Now within those parameters it looks as though the number of bets is crucial.

Let’s suppose that our 40% strike rate method has a 50% profit on turnover and that it has one bet a week, maybe 50 bets per year. It returns 25 units per year on its level stake which is a bit over a hundred percent on its bank, which seems about right...

Our other method has only a profit of 10% on turnover but it produces a thousand bets a year.

So over that year it produces 100 units of profit.

If the units bet are the same for both methods then its clear that the low profit low strike rate is only making 50% on its bank … but its providing a profit of four times the more reliable method at roughly equivalent risk....

OK the other point is the human effort involved, and that’s related to the number of rules involved....

The basic thing that’s done is to eliminate as many as possible of the horses involved in one stage, simply, and concentrate effort on the rest.

I’ve been looking at the “Magic Maidens” and “Outrater 2011” methods, though so far I’ve only had enough confidence to put token bets on the Maidens.

In both cases a large number of bets is generated, and using both methods almost everything is covered.
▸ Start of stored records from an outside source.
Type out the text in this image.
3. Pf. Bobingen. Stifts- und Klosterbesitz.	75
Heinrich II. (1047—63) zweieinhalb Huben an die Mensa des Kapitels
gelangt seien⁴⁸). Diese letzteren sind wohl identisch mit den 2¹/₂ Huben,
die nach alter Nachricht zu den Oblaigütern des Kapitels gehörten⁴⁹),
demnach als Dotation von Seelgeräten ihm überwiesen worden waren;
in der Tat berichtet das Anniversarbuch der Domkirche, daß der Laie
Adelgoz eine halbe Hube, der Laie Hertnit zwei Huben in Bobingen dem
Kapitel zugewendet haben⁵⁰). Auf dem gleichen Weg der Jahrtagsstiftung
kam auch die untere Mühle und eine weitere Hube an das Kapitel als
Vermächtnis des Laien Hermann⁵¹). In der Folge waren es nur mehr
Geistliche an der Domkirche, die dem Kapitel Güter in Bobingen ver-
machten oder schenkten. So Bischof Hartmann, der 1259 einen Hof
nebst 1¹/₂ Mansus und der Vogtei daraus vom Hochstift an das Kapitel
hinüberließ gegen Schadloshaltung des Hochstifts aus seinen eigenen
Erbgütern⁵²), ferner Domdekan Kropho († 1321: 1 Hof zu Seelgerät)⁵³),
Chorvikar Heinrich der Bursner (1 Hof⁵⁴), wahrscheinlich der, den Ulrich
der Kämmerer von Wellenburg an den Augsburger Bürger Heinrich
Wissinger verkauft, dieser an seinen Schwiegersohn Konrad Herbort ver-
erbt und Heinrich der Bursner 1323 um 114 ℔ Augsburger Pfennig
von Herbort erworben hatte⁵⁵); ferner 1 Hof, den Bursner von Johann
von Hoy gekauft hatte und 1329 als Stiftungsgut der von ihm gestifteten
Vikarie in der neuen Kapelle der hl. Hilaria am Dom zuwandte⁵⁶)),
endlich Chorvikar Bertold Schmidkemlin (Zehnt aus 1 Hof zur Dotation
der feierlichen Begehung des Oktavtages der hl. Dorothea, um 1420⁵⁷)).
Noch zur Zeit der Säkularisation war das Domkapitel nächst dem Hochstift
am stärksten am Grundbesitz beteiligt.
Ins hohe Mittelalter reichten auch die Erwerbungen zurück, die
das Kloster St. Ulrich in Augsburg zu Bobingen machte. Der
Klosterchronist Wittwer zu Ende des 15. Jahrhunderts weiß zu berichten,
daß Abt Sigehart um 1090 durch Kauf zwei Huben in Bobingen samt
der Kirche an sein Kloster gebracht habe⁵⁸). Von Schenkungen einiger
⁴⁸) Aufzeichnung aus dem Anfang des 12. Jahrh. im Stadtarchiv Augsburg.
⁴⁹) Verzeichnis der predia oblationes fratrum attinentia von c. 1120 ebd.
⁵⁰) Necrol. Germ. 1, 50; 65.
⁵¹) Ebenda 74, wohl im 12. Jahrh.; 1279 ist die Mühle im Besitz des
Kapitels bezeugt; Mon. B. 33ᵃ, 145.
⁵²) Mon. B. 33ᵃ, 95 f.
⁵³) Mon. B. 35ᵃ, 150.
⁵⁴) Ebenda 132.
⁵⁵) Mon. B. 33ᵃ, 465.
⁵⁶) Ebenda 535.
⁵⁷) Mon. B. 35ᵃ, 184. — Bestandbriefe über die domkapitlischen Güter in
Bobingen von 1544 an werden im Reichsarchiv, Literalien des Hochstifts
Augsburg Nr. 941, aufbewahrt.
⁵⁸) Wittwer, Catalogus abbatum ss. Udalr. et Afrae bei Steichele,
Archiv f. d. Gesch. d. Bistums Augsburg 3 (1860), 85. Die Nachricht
In both cases its possible to eliminate most horses very rapidly, in the one case on form, in the other on win rate and past form sum
This means that it’s possible to cover a large number of races with minimal effort.
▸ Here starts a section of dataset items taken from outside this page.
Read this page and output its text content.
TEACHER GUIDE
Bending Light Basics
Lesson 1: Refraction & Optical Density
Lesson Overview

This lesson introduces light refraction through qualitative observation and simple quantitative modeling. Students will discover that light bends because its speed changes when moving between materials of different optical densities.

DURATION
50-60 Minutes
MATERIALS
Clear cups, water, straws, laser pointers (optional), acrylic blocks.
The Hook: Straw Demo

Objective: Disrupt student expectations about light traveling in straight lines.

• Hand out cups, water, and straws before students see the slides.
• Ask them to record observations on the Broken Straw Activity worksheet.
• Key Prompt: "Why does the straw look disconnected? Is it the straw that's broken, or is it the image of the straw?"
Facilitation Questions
This is not a case of laziness: a human makes 2% of mistakes and while a computer has an error rate of around one in a million million, it takes quite a lot of time to key data into the computer, usually more time than mental arithmetic.

And you still have the two percent error problem!!

If the number of rules is small then we have less chance of human error.

In the case of the very high strike rate methods, an unfortunate thing is that one tends when constructing such methods to make a lot of rules to cut out less profitable investments.

This has two nasty outcomes: firstly the secondary rules are difficult to assess properly and need a large database, and secondly they take a lot of effort and time to remember and apply.

Often such methods tend to fail long term because the rules that were tailored to past results don’t apply quite so well to future happenings

The conclusion is that methods with a large number of selections providing a modest profit with a modest strike rate and very simple rules that eliminate most contenders quickly are superior to methods with a small number of selections, complex rules, a high strike rate and a high profit on turnover

Some of this is counterintuitive, but I hope it makes sense.